COMPETÊNCIA DA JUSTIÇA FEDERAL. ACÓRDÃO EM
CONSONÂNCIA COM OS PARADIGMAS DO STJ. NEGATIVA DE
SEGUIMENTO MANTIDA.
Nas razões recursais, a parte recorrente sustenta, em síntese violação aos
arts. 113 do CPC/1973 (atual art. 64 do CPC/2015), 1º da Lei n. 12.409/2011 e Lei n.
13.000/2014, alegando a inexistência de interesse jurídico da Caixa Econômica Federal
no caso, a necessidade de remessa dos autos à Justiça Estadual, ao fundamento de
que "não se pode modificar a realidade de que antes de 1988 não havia possibilidade
de garantia de apólice pelo FCVS. Precitadas Leis, primeiramente, não podem
artificiosamente imputar à Caixa Econômica Federal responsabilidade por contratos
firmados antes de dezembro de 1988, se até referida data não havia garantia por meio
do FCVS" (fl. 1.789).
Contrarrazões ao recurso apresentadas (fls. 1.803-1.809).

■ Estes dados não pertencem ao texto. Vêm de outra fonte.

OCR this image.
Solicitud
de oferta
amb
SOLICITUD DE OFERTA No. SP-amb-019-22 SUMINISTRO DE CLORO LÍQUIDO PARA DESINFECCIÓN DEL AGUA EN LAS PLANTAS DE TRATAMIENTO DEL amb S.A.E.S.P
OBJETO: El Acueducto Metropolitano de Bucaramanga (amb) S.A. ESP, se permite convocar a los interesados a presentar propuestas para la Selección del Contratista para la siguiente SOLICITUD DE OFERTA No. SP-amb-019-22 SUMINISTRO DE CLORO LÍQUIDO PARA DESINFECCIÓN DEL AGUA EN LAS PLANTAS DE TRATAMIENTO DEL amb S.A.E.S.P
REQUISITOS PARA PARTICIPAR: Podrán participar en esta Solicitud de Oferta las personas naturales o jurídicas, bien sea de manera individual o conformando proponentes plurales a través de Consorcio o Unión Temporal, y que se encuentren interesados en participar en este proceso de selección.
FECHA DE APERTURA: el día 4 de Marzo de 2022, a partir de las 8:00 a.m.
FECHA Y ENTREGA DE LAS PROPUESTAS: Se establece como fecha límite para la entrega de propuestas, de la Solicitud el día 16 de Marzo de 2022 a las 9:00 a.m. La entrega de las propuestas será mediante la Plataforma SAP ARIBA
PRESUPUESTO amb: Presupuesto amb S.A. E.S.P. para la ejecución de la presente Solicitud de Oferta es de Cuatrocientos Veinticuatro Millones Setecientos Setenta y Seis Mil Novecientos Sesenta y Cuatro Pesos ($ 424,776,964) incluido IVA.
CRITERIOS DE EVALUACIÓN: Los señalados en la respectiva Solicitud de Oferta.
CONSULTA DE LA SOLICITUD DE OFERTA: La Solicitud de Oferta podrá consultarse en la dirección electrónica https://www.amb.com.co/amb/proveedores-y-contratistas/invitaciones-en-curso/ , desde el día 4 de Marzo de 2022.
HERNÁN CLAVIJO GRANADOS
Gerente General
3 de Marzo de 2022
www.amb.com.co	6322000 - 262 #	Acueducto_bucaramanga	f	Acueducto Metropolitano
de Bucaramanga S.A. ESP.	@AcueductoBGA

O Tribunal de origem negou seguimento ao recurso especial quanto ao
Tema n. 1.011/STF e admitiu-o nos demais pontos (fls. 2.040-2.059).
É o relatório.
Passo a decidir.
Inicialmente, esclareço que a Corte Especial do STJ, no julgamento do CC
148.188/DF, firmou o entendimento de que compete às Turmas que integram a
Primeira Seção processar e julgar recursos que envolvam contratos de mútuo
habitacional amparados em apólices securitárias de natureza pública (Ramo 66) em
que possa haver comprometimento do Fundo de Compensação das Variações
Salariais - FCVS.
No mérito, verifica-se que a matéria relacionada à legitimidade da Caixa
Econômica Federal e a competência da Justiça Federal, no que concerne a contratos
vinculados ao Sistema Financeiro da Habitação - SFH e eventual comprometimento do
FCVS, foi objeto de análise pelo Supremo Tribunal Federal, no RE n. 827.996/PR
(Tema 1.011), sob o regime de repercussão geral, firmando as seguintes teses:
1) Considerando que, a partir da MP 513/2010 (que originou a Lei
12.409/2011 e suas alterações posteriores, MP 633/2013 e Lei
13.000/2014), a CEF passou a ser administradora do FCVS, é aplicável
o art. 1º da MP 513/2010 aos processos em trâmite na data de sua
entrada em vigor (26.11.2010):
1.1.) sem sentença de mérito (na fase de conhecimento), devendo
os autos ser remetidos à Justiça Federal para análise do
preenchimento dos requisitos legais acerca do interesse da CEF
ou da União, caso haja provocação nesse sentido de quaisquer
das partes ou intervenientes e respeitado o § 4º do art. 1º-A da Lei
12.409/2011; e
1.2) com sentença de mérito (na fase de conhecimento), podendo
a União e/ou a CEF intervir na causa na defesa do FCVS, de
forma espontânea ou provocada, no estágio em que se encontre,
em qualquer tempo e grau de jurisdição, nos termos do parágrafo
único do art. 5º da Lei 9.469/1997, devendo o feito continuar
tramitando na Justiça Comum Estadual até o exaurimento do cum
primento de sentença; e
2) Após 26.11.2010, é da Justiça Federal a competência para o
processamento e julgamento das causas em que se discute
contrato de seguro vinculado à apólice pública, na qual a CEF atue
em defesa do FCVS, devendo haver o deslocamento do feito para
aquele ramo judiciário a partir do momento em que a referida
empresa pública federal ou a União, de forma espontânea ou
provocada, indique o interesse em intervir na causa, observado o §
4º do art. 64 do CPC e/ou o § 4º do art. 1º-A da Lei 12.409/2011 .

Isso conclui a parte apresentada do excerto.